都市貧民層の形成
出典: フリー百科事典『ウィキペディア(Wikipedia)』 (2021/11/09 15:30 UTC 版)
「天明の打ちこわし」の記事における「都市貧民層の形成」の解説
農村の疲弊によって都市に大勢の人々が流入する一方で、都市そのものにも変化が生じていた。これまで幕藩体制を都市内部から支えてきた地縁や職能によって結びついてきた町の機能が低下し、都市内部に都市貧民層が形成されるようになったのである。当時の都市における都市貧民層は、棒手振りなどの零細商人や、そして大商人や武士の家などに奉公に出ている人々などであった。これら下層町民は大商人による資本の集積のあおりを受けた中小商工業者の没落や、農村からの人口流入によって新たに形成されていったものであった。 また都市貧民層の形成は都市のあり様を大きく変化させるものであった。例えば天明期になると大商人や武士への奉公人になろうとする人が激減し、奉公人の給与が高騰するといった事態が発生していた。幕府は田沼時代からたびたび奉公人の給料高騰を取り締まる法令を出すが全く効果が無かった。これは都市生活者が窮屈な奉公人生活を嫌い、都市の拡大によって発達した飲食業などのサービス業などに従事する方を選ぶという現象が発生していたためである。
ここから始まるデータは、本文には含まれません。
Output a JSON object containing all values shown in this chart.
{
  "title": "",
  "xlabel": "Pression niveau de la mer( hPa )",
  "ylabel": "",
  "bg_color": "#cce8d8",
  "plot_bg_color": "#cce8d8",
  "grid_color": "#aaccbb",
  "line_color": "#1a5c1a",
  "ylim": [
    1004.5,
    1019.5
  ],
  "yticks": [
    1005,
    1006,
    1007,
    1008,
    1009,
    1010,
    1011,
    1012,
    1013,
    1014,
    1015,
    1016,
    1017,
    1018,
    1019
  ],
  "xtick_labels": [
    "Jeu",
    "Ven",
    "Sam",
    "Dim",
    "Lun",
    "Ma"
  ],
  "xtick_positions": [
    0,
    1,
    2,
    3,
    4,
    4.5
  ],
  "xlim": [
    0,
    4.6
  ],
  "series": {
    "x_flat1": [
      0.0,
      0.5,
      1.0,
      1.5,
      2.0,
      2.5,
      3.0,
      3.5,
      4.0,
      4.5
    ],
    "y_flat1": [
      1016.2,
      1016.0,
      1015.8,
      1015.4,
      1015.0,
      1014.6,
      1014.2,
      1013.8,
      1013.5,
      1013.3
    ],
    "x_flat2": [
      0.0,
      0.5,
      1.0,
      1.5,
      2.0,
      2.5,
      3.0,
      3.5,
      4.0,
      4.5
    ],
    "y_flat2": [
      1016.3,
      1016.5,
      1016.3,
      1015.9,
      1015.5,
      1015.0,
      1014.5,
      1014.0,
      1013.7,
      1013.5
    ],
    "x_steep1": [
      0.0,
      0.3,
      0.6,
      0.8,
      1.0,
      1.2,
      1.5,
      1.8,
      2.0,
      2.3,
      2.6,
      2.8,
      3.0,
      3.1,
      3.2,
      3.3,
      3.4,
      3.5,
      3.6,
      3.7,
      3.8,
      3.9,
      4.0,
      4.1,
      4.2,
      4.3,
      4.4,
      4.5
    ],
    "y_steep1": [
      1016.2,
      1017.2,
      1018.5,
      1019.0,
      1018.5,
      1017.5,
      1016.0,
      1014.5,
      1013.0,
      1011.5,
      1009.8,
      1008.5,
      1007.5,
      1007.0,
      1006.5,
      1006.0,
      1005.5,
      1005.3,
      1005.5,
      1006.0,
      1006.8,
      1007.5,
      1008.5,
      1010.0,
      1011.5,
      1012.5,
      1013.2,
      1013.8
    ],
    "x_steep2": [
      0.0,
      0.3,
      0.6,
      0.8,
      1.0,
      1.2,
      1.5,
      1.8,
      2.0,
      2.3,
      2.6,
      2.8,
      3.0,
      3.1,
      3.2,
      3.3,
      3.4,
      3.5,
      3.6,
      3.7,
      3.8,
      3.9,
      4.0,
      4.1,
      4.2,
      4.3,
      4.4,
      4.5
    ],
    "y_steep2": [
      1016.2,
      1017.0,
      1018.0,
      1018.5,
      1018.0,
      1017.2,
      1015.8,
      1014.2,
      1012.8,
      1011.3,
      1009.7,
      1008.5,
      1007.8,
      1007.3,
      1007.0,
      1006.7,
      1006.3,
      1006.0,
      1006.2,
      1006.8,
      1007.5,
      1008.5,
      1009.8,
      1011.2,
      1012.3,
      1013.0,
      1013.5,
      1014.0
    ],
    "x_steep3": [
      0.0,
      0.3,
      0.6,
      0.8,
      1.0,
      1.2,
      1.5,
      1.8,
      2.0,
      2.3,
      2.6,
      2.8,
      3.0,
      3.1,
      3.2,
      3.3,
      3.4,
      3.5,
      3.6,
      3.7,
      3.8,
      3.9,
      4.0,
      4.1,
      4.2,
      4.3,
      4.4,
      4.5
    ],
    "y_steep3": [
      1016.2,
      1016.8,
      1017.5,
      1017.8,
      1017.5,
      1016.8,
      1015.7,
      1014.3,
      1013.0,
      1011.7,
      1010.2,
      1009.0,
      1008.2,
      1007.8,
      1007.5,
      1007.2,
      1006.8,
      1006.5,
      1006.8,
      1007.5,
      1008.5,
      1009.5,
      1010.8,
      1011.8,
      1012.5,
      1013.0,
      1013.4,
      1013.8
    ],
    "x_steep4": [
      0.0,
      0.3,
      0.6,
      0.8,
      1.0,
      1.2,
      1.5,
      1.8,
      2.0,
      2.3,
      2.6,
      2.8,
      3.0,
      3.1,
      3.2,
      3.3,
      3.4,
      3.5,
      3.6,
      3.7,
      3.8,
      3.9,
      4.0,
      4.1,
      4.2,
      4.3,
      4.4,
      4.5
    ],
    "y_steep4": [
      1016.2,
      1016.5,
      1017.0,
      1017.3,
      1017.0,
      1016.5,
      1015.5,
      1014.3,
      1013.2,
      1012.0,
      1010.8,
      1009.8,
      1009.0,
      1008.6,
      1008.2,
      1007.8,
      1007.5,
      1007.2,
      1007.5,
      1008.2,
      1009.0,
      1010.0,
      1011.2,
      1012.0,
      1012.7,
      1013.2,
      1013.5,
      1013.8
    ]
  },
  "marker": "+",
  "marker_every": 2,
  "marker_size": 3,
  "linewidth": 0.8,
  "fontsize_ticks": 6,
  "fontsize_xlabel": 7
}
都市貧民層であっても米価高騰時などを除き、零細商工業や日雇いなどで何とか家族を養えるだけの収入は得られたため、制約が多く窮屈な奉公人を忌避するようになったのである。そして天明期になるとこれまで都市の下層民では数少なかった妻帯者が増加していた。これは延享4年(1747年)には男性32万人余り、女性19万人あまりと男性人口が6割を超えていた江戸の町方人口が、天保期になると男性約55パーセント、女性約45パーセントと女性の比率が高まったことからも裏付けられる。都市で生計が立てられる上に妻帯者が増加した結果、都市貧民層は制約が多い農村生活へ戻ろうとは考えず、通常時は農村と比較して自由で安楽である都市に定着し続けるようになった。。 当時の都市下層民の生活実態は極めて不安定で、飢饉や災害、手取りの給料の減少、そして銭相場の下落などといった要因で容易に困窮状態へと陥り、無宿人などに転落した。このような都市下層社会の形成は江戸、大坂、京都という当時の三都のみならず、全国各地の都市で進みつつあった。このような都市下層社会の成立は、自らの労働力以外失うものが何もない階層の誕生を意味し、身分制社会であった江戸時代にはこれまで見られなかった社会問題が発生することになった。 こうした都市下層社会の多くの構成員が生活に困窮すると、都市では打ちこわしという現象がしばしば発生するようになる。それは生活に余裕がなく不安定な都市下層民にとって、米価などの物価高騰や銭の価値の下落は飢餓や無宿への転落といった深刻な生活危機に直結するため、危機感に襲われた民衆が打ちこわしという直接行動に訴えるためである。天明7年の5月から6月にかけて全国各都市で同時多発的に発生した打ちこわしは、異常な米価高騰が引き金となって発生した典型的な都市打ちこわしであった。